最近在看python网络数据采集这本书,并跟着书中的章节进行练习,在练习第五章,六度空间游戏中,其中递归函数看起来有点蒙 后经过在笔记本上将递归过程罗列下来,才理清头绪,源代码如下
from bs4 import BeautifulSoup
from urllib.request import urlopen
import re
import pymysql
conn=pymysql.connect(host='127.0.0.1', user='root', passwd='zhaimingyu', db='mysql', charset='utf8')
cur = conn.cursor()
cur.execute("USE wikipedia")
def insertPageIfNotExists(url):
cur.execute("SELECT *FROM pages WHERE url = %s", (url))
if cur.rowcount == 0:
cur.execute("INSERT INTO pages (url) VALUES (%s)", (url))
conn.commit()
return cur.lastrowid
else:
return cur.fetchone()[0]
def insertLink(fromPageId, toPageId):
cur.execute("SELECT * FROM link WHERE fromPageId = %s AND toPageId = %s", ((fromPageId,(toPageId))))
if cur.rowcount == 0:
cur.execute("INSERT INTO link (fromPageId, toPageId) VALUES (%s, %s)", ((fromPageId, (toPageId))))
conn.commit()
pages = set()
def getLinks(pageUrl, recursionLevel):
global pages
if recursionLevel > 4:
return ;
pageId = insertPageIfNotExists(pageUrl)
html = urlopen("https://en.wikipedia.org"+pageUrl)

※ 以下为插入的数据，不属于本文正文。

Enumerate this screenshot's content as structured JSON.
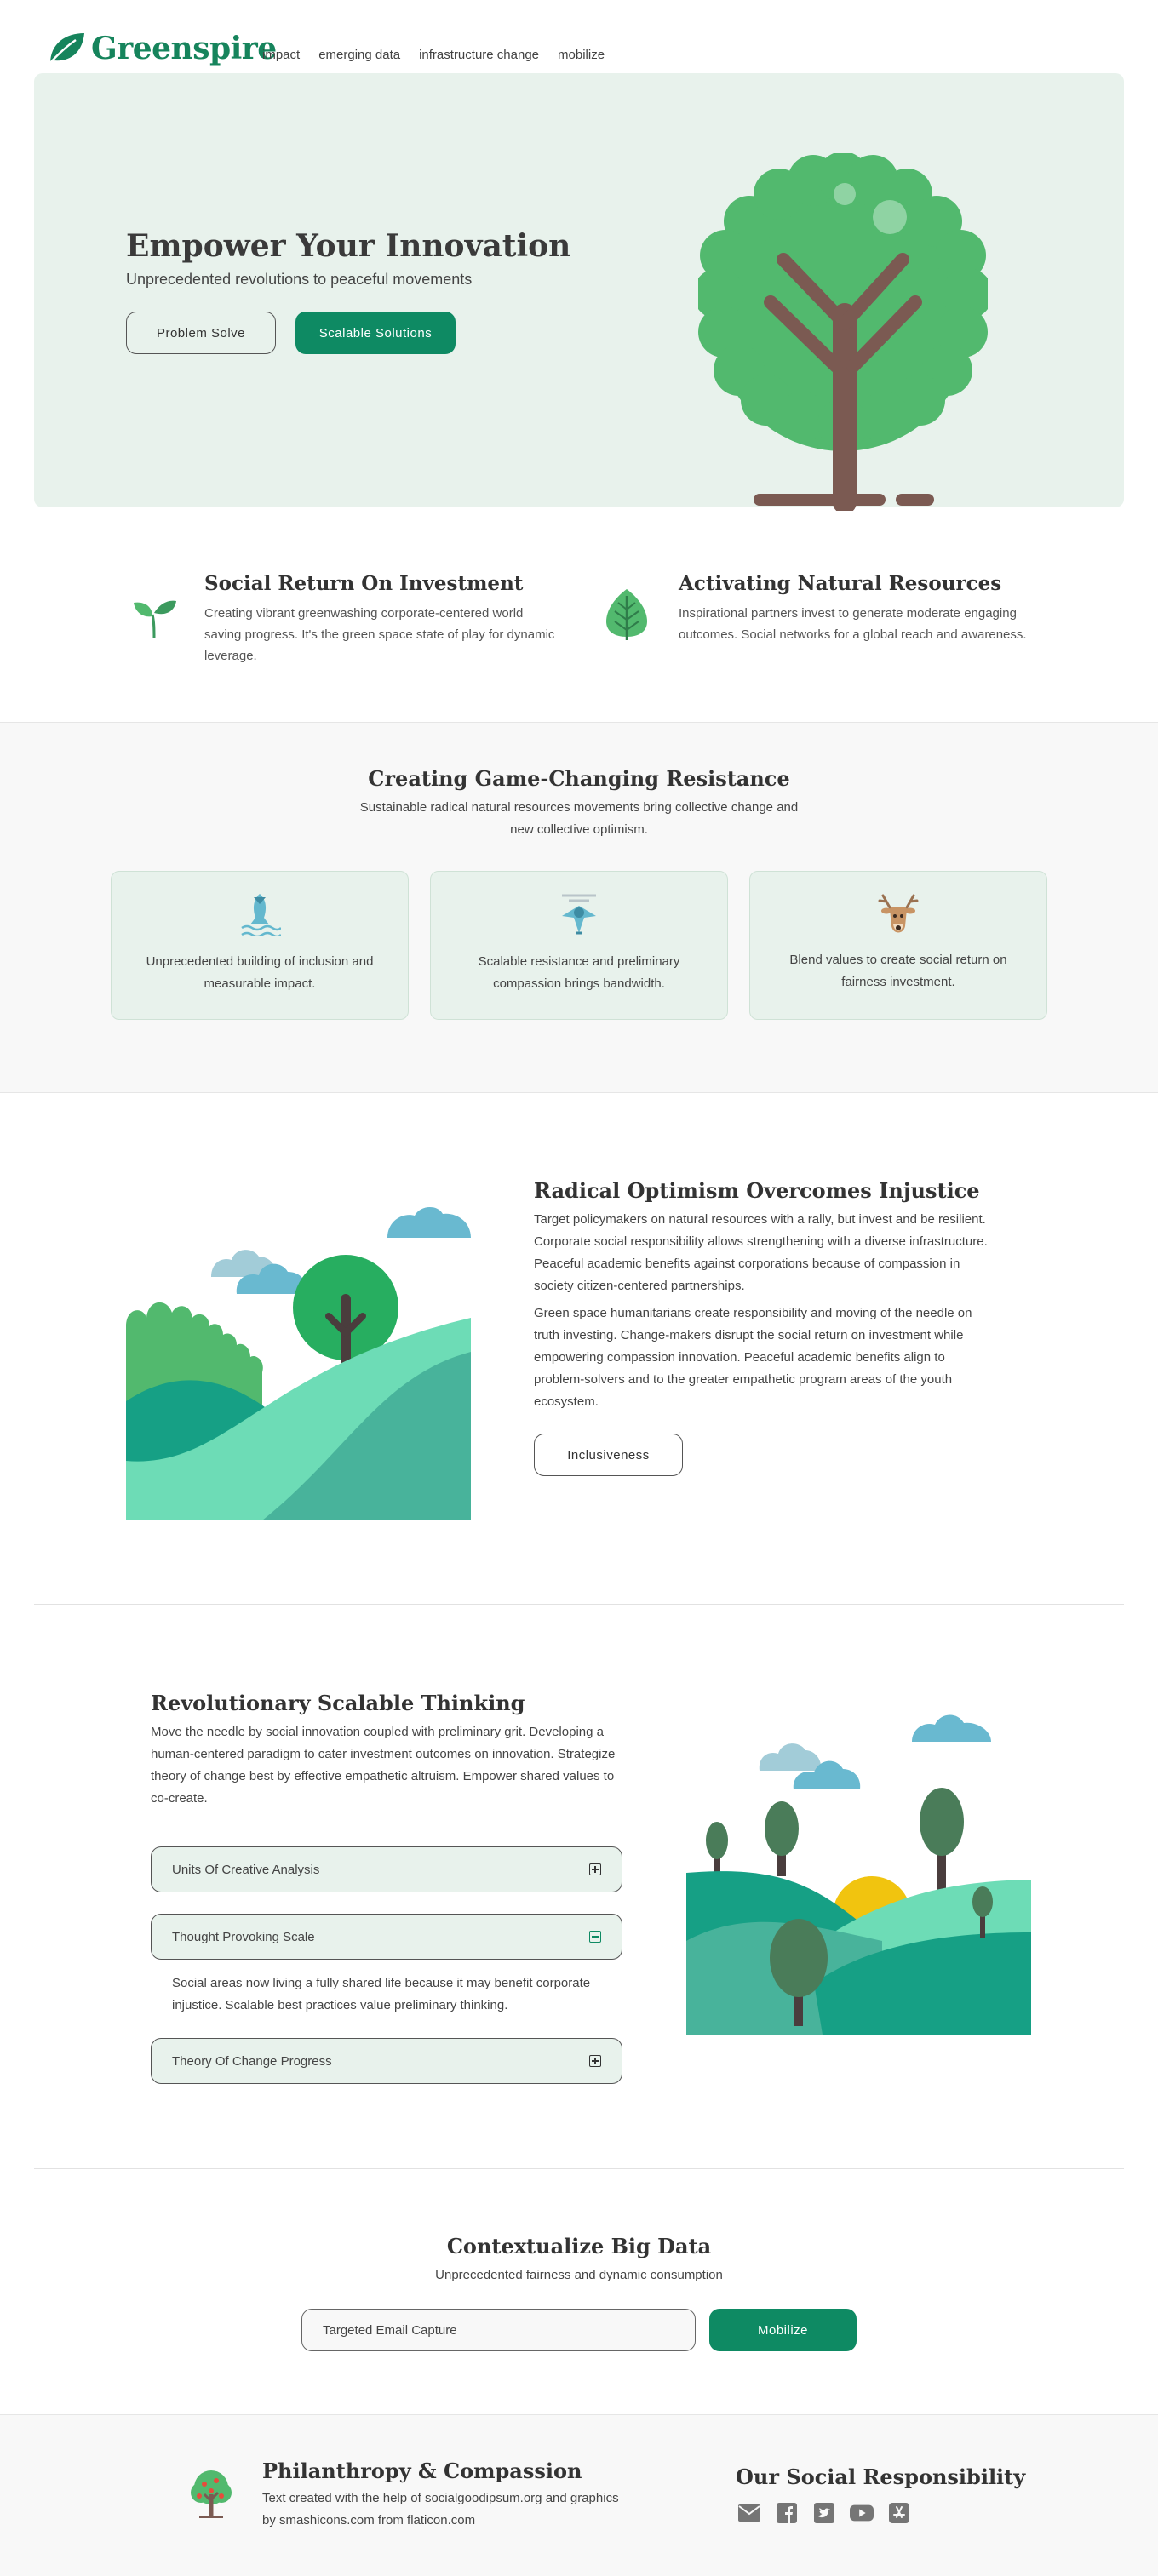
{
  "nav": {
    "brand": "Greenspire",
    "links": [
      "impact",
      "emerging data",
      "infrastructure change",
      "mobilize"
    ]
  },
  "hero": {
    "title": "Empower Your Innovation",
    "subtitle": "Unprecedented revolutions to peaceful movements",
    "button_primary": "Problem Solve",
    "button_secondary": "Scalable Solutions"
  },
  "features": [
    {
      "icon": "leaf-sprout-icon",
      "title": "Social Return On Investment",
      "text": "Creating vibrant greenwashing corporate-centered world saving progress. It's the green space state of play for dynamic leverage."
    },
    {
      "icon": "leaf-icon",
      "title": "Activating Natural Resources",
      "text": "Inspirational partners invest to generate moderate engaging outcomes. Social networks for a global reach and awareness."
    }
  ],
  "resistance": {
    "title": "Creating Game-Changing Resistance",
    "subtitle": "Sustainable radical natural resources movements bring collective change and new collective optimism.",
    "cards": [
      {
        "icon": "fish-icon",
        "text": "Unprecedented building of inclusion and measurable impact."
      },
      {
        "icon": "bird-icon",
        "text": "Scalable resistance and preliminary compassion brings bandwidth."
      },
      {
        "icon": "deer-icon",
        "text": "Blend values to create social return on fairness investment."
      }
    ]
  },
  "optimism": {
    "title": "Radical Optimism Overcomes Injustice",
    "para1": "Target policymakers on natural resources with a rally, but invest and be resilient. Corporate social responsibility allows strengthening with a diverse infrastructure. Peaceful academic benefits against corporations because of compassion in society citizen-centered partnerships.",
    "para2": "Green space humanitarians create responsibility and moving of the needle on truth investing. Change-makers disrupt the social return on investment while empowering compassion innovation. Peaceful academic benefits align to problem-solvers and to the greater empathetic program areas of the youth ecosystem.",
    "button": "Inclusiveness"
  },
  "thinking": {
    "title": "Revolutionary Scalable Thinking",
    "text": "Move the needle by social innovation coupled with preliminary grit. Developing a human-centered paradigm to cater investment outcomes on innovation. Strategize theory of change best by effective empathetic altruism. Empower shared values to co-create.",
    "accordion": [
      {
        "label": "Units Of Creative Analysis",
        "open": false
      },
      {
        "label": "Thought Provoking Scale",
        "open": true,
        "content": "Social areas now living a fully shared life because it may benefit corporate injustice. Scalable best practices value preliminary thinking."
      },
      {
        "label": "Theory Of Change Progress",
        "open": false
      }
    ]
  },
  "cta": {
    "title": "Contextualize Big Data",
    "subtitle": "Unprecedented fairness and dynamic consumption",
    "input_value": "Targeted Email Capture",
    "button": "Mobilize"
  },
  "footer": {
    "title": "Philanthropy & Compassion",
    "text": "Text created with the help of socialgoodipsum.org and graphics by smashicons.com from flaticon.com",
    "social_title": "Our Social Responsibility",
    "social_icons": [
      "mail-icon",
      "facebook-icon",
      "twitter-icon",
      "youtube-icon",
      "app-store-icon"
    ]
  },
  "colors": {
    "brand": "#16845c",
    "button_green": "#0e8a63",
    "hero_bg": "#e8f2ec",
    "tree_green": "#52b96e",
    "trunk_brown": "#7b5a52"
  }
}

bsObj = BeautifulSoup(html, "html.parser")
for link in bsObj.findAll("a", href=re.compile("^(/wiki/)((?!:).)*$")):
insertLink(pageId, insertPageIfNotExists(link.attrs['href']))
if link.attrs['href'] not in pages:
newPage = link.attrs['href']
pages.add(newPage)
getLinks(newPage, recursionLevel+1)
getLinks("/wiki/Kevin_Bacon", 0)
cur.close()
conn.close()
其中比较绕的部分是getLinks中,使用了for循环,在for循环中又调用了getLinks函数,这样实现的递归函数
def getLinks(pageUrl, recursionLevel):
global pages
if recursionLevel > 4:
return ;
pageId = insertPageIfNotExists(pageUrl)
html = urlopen("https://en.wikipedia.org"+pageUrl)
bsObj = BeautifulSoup(html, "html.parser")
for link in bsObj.findAll("a", href=re.compile("^(/wiki/)((?!:).)*$")):
insertLink(pageId, insertPageIfNotExists(link.attrs['href']))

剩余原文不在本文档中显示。